Back in December of 2020, the FAA issued rules for companies wanting to use drones for deliveries paving the way for Amazon and others to take to the skies. Since then, Walmart has been using drones for deliveries in Arkansas and in North Carolina while Wing , a unit of Google owner Alphabet, has been delivering a host of products in Virginia and Texas from coffee to Mexican food to medications from Walgreens. Amazon, the company that kicked off the drone delivery craze in 2013, is still testing its devices.
Currently none of these companies are fully certified by the FDA to fly anywhere in the country, according to the Wall Street Journal. And per FDA rules drones, or unmanned aerial vehicles (UAVs), must have a human controlling or monitoring them.
All seems good so far, but it’s not clear what will happens when a behemoth like Amazon, which promises to eventually deliver some 500 million packages by drone a year, takes flight. The company plans to begin its drone deliveries in the fall.
Some experts are predicting disaster, with the sky darkened by the hordes of drones it will take to accomplish all those deliveries. That’s mainly because the current iteration of the flying robots can’t carry much more than four pounds.
“The problem to me, the real show stopper, is the fact that these drones can carry only three to four pounds,” said Mory Gharib, chair of the aerospace department at California Institute of Technology and director of the university’s Center for Autonomous Systems and Technologies. “As you can imagine it would take thousands of drones to carry those little packages. There will be traffic issues and a danger of them crashing into one another—and into people’s houses.”
Drone crashes have already become a problem for Amazon, even though its delivery service isn’t yet off the ground. One even touched off a forest fire.

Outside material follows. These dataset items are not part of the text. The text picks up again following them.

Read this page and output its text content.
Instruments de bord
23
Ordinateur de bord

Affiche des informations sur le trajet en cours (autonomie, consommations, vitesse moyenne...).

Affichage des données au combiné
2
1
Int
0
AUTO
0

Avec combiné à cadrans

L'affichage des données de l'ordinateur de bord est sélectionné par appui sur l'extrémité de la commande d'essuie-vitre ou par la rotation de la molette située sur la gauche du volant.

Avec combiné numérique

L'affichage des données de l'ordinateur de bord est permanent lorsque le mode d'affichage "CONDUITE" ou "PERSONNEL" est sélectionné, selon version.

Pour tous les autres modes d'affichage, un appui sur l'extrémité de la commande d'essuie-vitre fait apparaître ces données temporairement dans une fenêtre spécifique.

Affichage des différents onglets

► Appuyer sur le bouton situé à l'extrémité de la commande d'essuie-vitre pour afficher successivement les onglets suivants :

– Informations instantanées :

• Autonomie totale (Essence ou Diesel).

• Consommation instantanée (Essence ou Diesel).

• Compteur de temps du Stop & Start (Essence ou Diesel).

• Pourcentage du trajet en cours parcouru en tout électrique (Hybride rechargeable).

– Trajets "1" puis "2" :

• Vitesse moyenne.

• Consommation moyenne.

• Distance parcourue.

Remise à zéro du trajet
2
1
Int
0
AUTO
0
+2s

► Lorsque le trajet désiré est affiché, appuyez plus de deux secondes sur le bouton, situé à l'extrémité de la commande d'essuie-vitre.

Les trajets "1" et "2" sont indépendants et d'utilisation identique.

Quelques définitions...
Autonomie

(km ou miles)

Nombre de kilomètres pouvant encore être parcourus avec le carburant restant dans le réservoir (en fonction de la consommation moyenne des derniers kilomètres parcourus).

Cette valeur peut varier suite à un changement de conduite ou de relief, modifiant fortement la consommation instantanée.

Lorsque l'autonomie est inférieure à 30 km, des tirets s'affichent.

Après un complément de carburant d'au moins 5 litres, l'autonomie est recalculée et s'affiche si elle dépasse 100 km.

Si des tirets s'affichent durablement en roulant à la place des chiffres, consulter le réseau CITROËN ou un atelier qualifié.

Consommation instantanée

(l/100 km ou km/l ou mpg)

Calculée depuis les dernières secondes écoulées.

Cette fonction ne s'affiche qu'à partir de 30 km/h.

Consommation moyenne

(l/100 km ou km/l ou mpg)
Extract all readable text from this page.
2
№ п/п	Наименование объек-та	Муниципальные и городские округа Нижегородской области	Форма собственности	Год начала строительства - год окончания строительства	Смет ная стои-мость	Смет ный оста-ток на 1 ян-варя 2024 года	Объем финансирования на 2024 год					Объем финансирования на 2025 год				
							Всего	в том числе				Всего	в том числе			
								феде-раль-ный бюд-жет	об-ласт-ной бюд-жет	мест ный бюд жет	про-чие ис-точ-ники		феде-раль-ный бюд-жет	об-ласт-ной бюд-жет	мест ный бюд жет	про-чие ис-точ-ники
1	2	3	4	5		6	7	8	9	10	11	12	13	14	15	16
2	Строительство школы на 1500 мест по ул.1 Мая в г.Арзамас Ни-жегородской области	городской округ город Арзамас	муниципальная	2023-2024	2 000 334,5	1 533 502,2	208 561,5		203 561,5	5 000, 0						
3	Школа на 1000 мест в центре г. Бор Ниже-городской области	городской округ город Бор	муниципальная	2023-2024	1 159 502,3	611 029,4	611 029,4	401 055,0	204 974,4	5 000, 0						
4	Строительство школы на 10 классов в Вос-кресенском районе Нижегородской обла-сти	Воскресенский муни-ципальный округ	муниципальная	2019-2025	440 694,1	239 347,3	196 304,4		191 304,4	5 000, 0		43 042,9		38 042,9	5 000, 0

Drones can’t support heavier loads that make delivery practical
Gharib doesn’t see a future for drone deliveries, especially in cities and other densely populated areas, until the flying machines are designed to carry heavier loads. “Imagine a drone carrying, instead of 4 to 5 pounds, 25 to 30,” he said. “Then, in one mission, a drone could make deliveries to several customers.”
That’s not out of the question. There are companies that are currently working on UAVs that can carry heavier loads, anywhere from 30 to 75 pounds, Gharib said.
Others, however, see no future, ever, for drones in urban areas. For example, “in dense cities like New York, an overwhelming percentage of all goods are delivered via trucks,” said Carlo Ratti, a professor of urban technologies and planning and director of the SENSEable City Lab at the Massachusetts Institute of Technology.
“Approximately 25,000 delivery trucks and commercial vehicles move into, around and out of Manhattan every day,” Ratti said in an email. “To replace even 5 percent of those vehicles by drones would mean 1,250 UAVs dotting the skies. I am not sure it is safe or practical.”
The situation is different once you get out of the cities, Ratti said. “In sparsely populated areas UAVs could play an important role,” he added. “Drones could be deployed more effectively as a means of delivery in places where road infrastructure is lacking.”
Ratti points to the example of Africa, where drones have been bringing much needed medical supplies to remote areas. Zipline, a company which recently partnered with Walmart to help with deliveries in an Arkansas location, had delivered medications and blood for transfusions to hospitals in African countries for many years prior.
Another problem with drone deliveries in cities is the altitude at which they are allowed to fly, Ratti said. “In the U.S., under the regulations of the Federal Aviation Administration, 400 feet (about 122 meters) is the highest a small drone could fly to avoid interference with other aircraft,” he added. “This would naturally be a problem in cities filled with tall buildings (today drones are banned in New York City altogether) which also have the highest demand for delivery services.”
And then there is the weather. “A common thunderstorm can ground light aircraft with a mass many times that of a drone,” Ratti said. “Air movement just a few meters per second could be enough to send small drones bumping into buildings or falling from the sky.”